Прозвучал неприятный, надтреснутый звон колокольчика. Улица была пустынна; дома по обеим сторонам стояли хмуро и безмолвно. Еще не начинало светать, и тьма казалась мертвой; небо было в сером тумане. Потом издали опять полетел перезвон башенных часов: било четверть третьего. Тогда послышались шаги дворника: не то в валенках, не то в каких-то туфлях. Он долго гремел ключами, дважды посмотрел в окошечко в воротах, наконец отпер. Латыгин быстро сунул ему в руку приготовленный двугривенный; он дал бы и больше, но чувствовал, что будет смешно. Все же, проходя по двору, он явственно слышал за собой недовольное бормотанье и мог разобрать слова:
— Шатаются… тоже… музыканты… Моцарт!
2Латыгины занимали маленькую квартирку в полудеревянном флигеле в глубине двора.

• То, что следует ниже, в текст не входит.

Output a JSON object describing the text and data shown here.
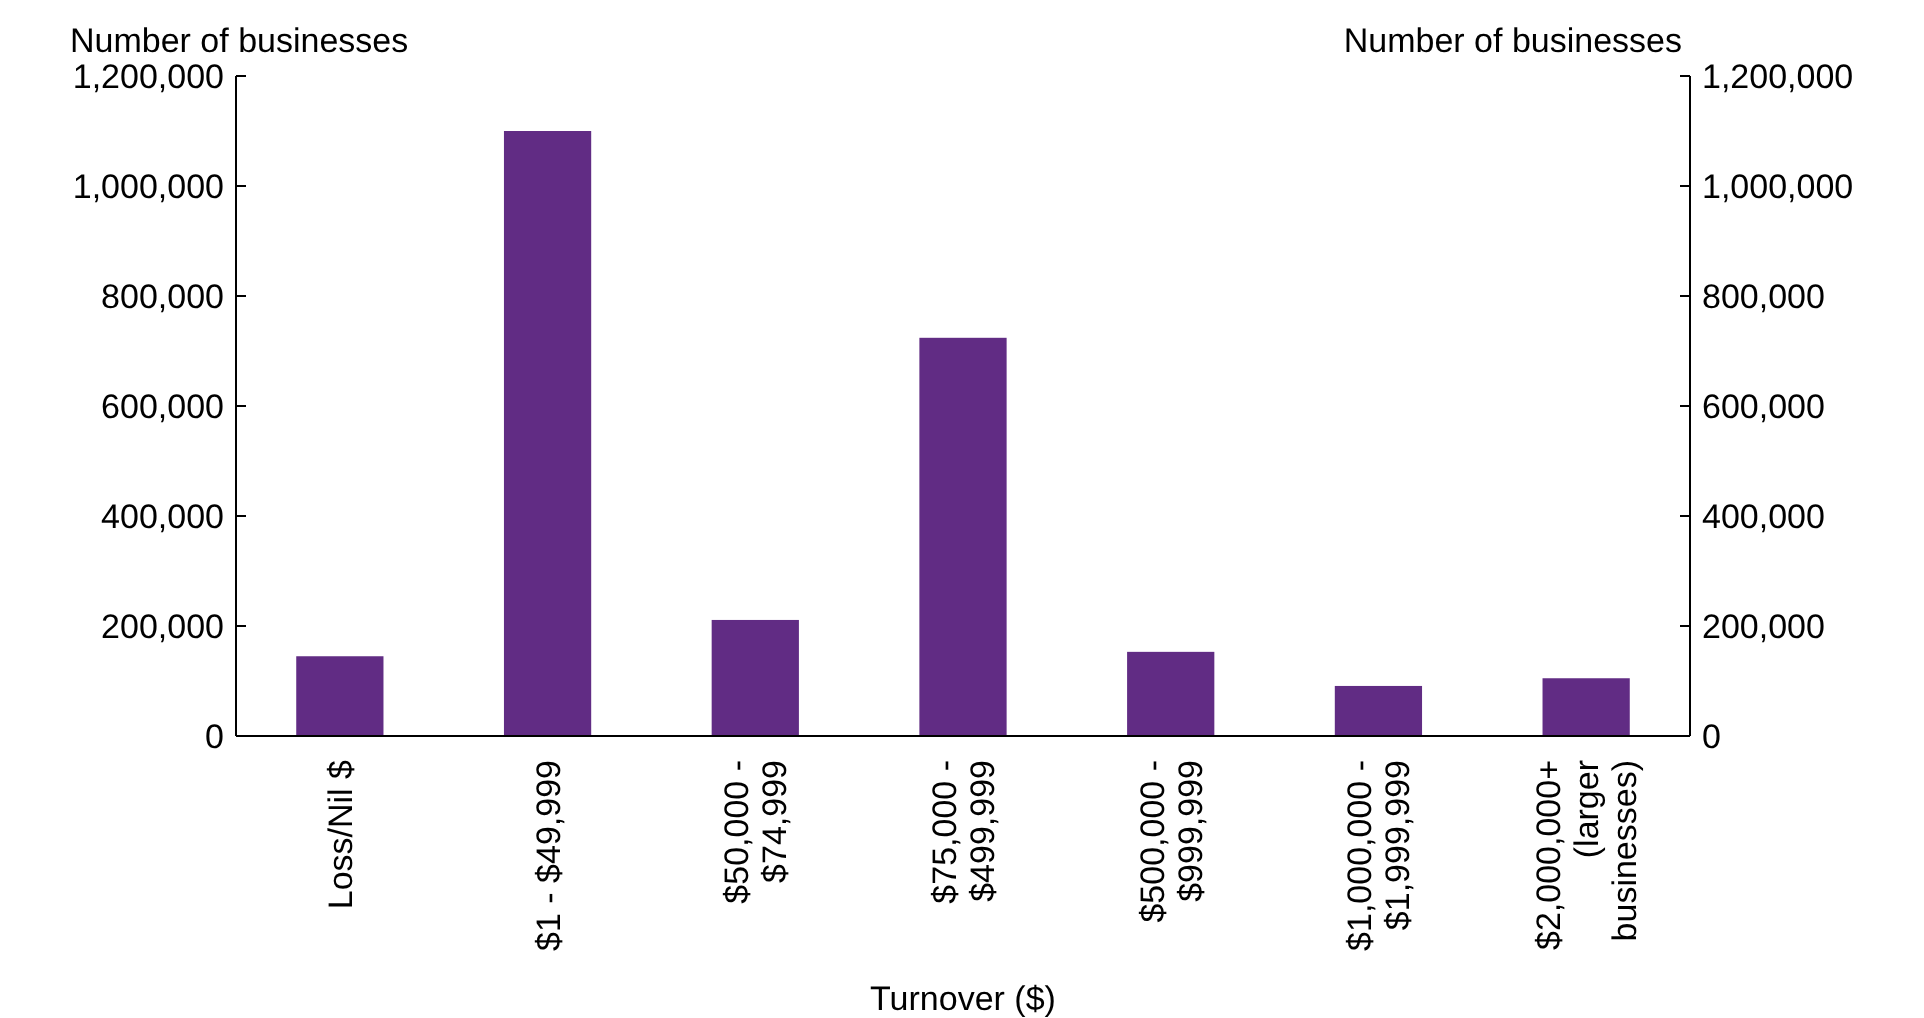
{
  "chart_data": {
    "type": "bar",
    "xlabel": "Turnover ($)",
    "ylabel": "Number of businesses",
    "y2label": "Number of businesses",
    "categories": [
      "Loss/Nil $",
      "$1 - $49,999",
      "$50,000 - $74,999",
      "$75,000 - $499,999",
      "$500,000 - $999,999",
      "$1,000,000 - $1,999,999",
      "$2,000,000+ (larger businesses)"
    ],
    "values": [
      145000,
      1100000,
      211000,
      724000,
      153000,
      91000,
      105000
    ],
    "color": "#612c84",
    "ylim": [
      0,
      1200000
    ],
    "yticks": [
      {
        "value": 0,
        "label": "0"
      },
      {
        "value": 200000,
        "label": "200,000"
      },
      {
        "value": 400000,
        "label": "400,000"
      },
      {
        "value": 600000,
        "label": "600,000"
      },
      {
        "value": 800000,
        "label": "800,000"
      },
      {
        "value": 1000000,
        "label": "1,000,000"
      },
      {
        "value": 1200000,
        "label": "1,200,000"
      }
    ],
    "y2lim": [
      0,
      1200000
    ],
    "y2ticks": [
      {
        "value": 0,
        "label": "0"
      },
      {
        "value": 200000,
        "label": "200,000"
      },
      {
        "value": 400000,
        "label": "400,000"
      },
      {
        "value": 600000,
        "label": "600,000"
      },
      {
        "value": 800000,
        "label": "800,000"
      },
      {
        "value": 1000000,
        "label": "1,000,000"
      },
      {
        "value": 1200000,
        "label": "1,200,000"
      }
    ],
    "grid": false
  }
}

Внизу были каменные погреба, служившие для «барских» квартир другого, большего дома, фасадом выходившего на улицу. Деревянный верх флигеля был приспособлен под жилье: две крохотных комнатки, третья — темная и кухня, бывшая в то же время и прихожей, так как через нее был единственный вход. Зимой во флигеле было нестерпимо холодно, порой не больше 6–7°; если бы даже топить втрое больше, чем сколько позволяли себе Латыгины, — невозможно было удержать тепло в ветхих стенах и нельзя было защититься от стужи и сырости, проникавших из погребов, снизу. Но квартира была совершенно уединенная, Латыгин мог хотя бы целый день играть на своей скрипке, не мешая никому. Никто не мешал и ему, кроме криков на дворе, к которым он скоро так привык, что просто не слышал их — разве уж очень выдастся голосистый разносчик, предлагающий: «Клубника, малина, черно-смородина!» Это уединение и заставляло «Моцарта» держаться за свою квартиру: нигде он не получил бы за ту же скудную плату такой обособленности ото всех.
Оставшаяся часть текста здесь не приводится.